In a calorimeter of water equivalent 20 g, water of mass 1.1 kg is taken at 288 K temperature. If steam at temperature 373 K is passed through it and temperature of water increases by 6.5°C then the mass of steam condensed is

To determine the mass of steam that condensed in the calorimeter, we can use the principle of conservation of energy, which states that the heat lost by the steam will equal the heat gained by the water and the calorimeter. Let’s break down the problem step by step.

Understanding the System

We have a calorimeter with a water equivalent of 20 g and 1.1 kg of water at an initial temperature of 288 K. When steam at 373 K is introduced, the temperature of the water increases by 6.5°C. We want to calculate the mass of steam that condensed during this process.

Key Information

• Mass of water (m_water) = 1.1 kg = 1100 g
• Initial temperature of water (T_initial) = 288 K
• Final temperature of water (T_final) = 288 K + 6.5°C = 294.5 K
• Water equivalent of the calorimeter (W_calorimeter) = 20 g
• Latent heat of vaporization of steam (L) = 540 cal/g
• Specific heat of water (c_water) = 1 cal/g°C

Calculating Heat Gained by Water and Calorimeter

The total heat gained by the water and the calorimeter can be calculated using the formula:

Q_gained = (m_water + W_calorimeter) × c_water × ΔT

Where:

• ΔT = T_final - T_initial = 294.5 K - 288 K = 6.5°C

Substituting in the values:

Q_gained = (1100 g + 20 g) × 1 cal/g°C × 6.5°C

Q_gained = 1120 g × 6.5 cal/g = 7280 cal

Calculating Heat Lost by Steam

The heat lost by the steam as it condenses and cools can be divided into two parts:

• The heat released during condensation
• The heat released as the resulting water cools to the final temperature

Let the mass of steam condensed be m_steam.
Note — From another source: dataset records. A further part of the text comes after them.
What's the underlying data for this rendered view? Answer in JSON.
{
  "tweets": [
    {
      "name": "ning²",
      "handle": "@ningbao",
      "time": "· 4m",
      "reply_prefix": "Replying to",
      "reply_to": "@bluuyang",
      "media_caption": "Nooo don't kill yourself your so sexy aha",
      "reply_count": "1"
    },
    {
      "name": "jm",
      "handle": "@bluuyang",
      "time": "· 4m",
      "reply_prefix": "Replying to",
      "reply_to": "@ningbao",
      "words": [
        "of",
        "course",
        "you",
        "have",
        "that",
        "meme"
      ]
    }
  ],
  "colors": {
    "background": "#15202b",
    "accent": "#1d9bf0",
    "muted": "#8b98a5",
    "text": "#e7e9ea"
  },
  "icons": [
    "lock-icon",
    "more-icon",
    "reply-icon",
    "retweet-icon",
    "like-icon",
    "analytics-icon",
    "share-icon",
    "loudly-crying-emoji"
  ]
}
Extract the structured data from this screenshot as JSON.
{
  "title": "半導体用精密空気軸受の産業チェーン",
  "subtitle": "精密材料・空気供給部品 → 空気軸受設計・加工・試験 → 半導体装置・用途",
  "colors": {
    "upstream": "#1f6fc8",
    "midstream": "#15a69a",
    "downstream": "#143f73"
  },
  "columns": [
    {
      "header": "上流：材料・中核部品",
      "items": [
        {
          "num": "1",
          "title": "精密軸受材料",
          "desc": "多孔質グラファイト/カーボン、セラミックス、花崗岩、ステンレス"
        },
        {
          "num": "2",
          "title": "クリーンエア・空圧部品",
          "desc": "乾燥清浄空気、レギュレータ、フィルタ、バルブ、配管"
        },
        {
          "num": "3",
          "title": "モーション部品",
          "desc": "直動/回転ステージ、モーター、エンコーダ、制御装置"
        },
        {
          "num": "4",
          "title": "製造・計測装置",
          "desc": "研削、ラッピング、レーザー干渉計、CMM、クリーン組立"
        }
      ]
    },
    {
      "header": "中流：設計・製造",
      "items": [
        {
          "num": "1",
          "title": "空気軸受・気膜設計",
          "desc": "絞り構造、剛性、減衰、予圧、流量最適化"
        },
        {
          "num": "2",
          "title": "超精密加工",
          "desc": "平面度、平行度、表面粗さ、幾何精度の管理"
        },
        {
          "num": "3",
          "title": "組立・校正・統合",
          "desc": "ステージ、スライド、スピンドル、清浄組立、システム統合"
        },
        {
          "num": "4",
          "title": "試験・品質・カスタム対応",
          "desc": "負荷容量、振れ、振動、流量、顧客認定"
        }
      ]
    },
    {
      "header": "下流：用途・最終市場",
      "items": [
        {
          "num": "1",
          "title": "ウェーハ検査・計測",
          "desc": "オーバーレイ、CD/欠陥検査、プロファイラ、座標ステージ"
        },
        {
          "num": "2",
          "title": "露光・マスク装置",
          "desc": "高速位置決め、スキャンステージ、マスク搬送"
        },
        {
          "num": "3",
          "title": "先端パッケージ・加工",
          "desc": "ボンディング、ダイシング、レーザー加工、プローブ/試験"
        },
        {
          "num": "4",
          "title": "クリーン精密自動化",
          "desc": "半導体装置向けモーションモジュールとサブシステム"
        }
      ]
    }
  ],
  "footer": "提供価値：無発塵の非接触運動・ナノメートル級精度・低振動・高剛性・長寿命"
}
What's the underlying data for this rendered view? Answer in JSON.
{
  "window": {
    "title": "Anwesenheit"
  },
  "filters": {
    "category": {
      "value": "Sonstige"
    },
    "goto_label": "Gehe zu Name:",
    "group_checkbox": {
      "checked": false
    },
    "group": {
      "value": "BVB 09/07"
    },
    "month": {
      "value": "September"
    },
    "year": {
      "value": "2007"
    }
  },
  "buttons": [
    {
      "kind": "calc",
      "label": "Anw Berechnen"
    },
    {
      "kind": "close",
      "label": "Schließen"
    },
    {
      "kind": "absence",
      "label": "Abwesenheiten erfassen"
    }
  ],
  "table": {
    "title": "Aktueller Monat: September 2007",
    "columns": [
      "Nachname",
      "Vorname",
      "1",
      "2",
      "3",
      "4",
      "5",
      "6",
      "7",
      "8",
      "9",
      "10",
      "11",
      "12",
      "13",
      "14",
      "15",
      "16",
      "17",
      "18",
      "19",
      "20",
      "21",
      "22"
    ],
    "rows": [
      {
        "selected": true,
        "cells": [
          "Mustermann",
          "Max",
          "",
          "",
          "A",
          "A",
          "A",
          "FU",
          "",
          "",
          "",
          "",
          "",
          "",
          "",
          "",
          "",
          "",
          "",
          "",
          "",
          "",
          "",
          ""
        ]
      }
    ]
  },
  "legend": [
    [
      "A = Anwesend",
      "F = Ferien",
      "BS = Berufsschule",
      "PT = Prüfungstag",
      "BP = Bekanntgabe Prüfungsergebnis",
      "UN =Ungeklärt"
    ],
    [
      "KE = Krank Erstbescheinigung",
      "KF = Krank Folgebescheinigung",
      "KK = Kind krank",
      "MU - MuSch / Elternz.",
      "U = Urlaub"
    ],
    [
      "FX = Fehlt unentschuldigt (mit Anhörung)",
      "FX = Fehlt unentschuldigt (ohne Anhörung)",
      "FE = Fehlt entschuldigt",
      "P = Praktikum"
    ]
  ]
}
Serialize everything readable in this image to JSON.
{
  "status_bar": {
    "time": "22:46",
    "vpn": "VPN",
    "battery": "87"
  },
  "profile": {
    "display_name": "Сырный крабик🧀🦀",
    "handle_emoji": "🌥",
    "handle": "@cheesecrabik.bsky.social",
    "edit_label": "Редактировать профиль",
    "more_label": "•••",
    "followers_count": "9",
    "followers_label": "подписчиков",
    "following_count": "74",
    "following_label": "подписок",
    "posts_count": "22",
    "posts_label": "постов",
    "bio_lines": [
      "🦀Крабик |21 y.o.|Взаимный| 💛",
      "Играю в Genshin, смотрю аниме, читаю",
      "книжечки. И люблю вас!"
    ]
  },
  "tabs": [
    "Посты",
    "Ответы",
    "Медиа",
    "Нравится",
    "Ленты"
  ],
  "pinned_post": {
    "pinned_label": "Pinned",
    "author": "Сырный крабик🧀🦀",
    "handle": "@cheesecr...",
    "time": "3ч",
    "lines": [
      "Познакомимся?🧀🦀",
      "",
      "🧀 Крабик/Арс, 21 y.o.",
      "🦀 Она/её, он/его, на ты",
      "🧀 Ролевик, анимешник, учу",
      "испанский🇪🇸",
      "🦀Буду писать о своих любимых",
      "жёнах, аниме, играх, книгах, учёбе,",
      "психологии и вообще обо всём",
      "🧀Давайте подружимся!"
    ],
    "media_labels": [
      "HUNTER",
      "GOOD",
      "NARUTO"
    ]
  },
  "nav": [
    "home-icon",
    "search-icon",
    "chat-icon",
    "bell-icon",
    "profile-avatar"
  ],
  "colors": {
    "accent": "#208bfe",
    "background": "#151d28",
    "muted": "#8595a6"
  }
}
The heat lost during condensation can be calculated as:

Q_condensation = m_steam × L

After condensation, the steam turns into water at 373 K. This water then cools down to the final temperature of 294.5 K, and the heat lost during this cooling can be calculated as:

Q_cooling = m_steam × c_water × (373 K - 294.5 K)

Where the temperature difference is (373 K - 294.5 K) = 78.5°C.

Thus, the total heat lost by the steam can be expressed as:

Q_lost = Q_condensation + Q_cooling

Q_lost = m_steam × L + m_steam × c_water × (373 K - 294.5 K)

Setting Up the Equation

Since the heat gained by the water and calorimeter equals the heat lost by the steam, we can set up the following equation:

Q_gained = Q_lost

7280 cal = m_steam × 540 cal/g + m_steam × 1 cal/g × 78.5°C

Combining the terms gives:

7280 cal = m_steam × (540 + 78.5) cal/g

7280 cal = m_steam × 618.5 cal/g

Solving for Mass of Steam

Now, we can solve for m_steam:

m_steam = 7280 cal / 618.5 cal/g

m_steam ≈ 11.77 g

Final Result

The mass of steam that condensed in the calorimeter is approximately 11.77 grams. This calculation demonstrates how energy transfer occurs in thermal systems and highlights the applications of the laws of thermodynamics in practical scenarios.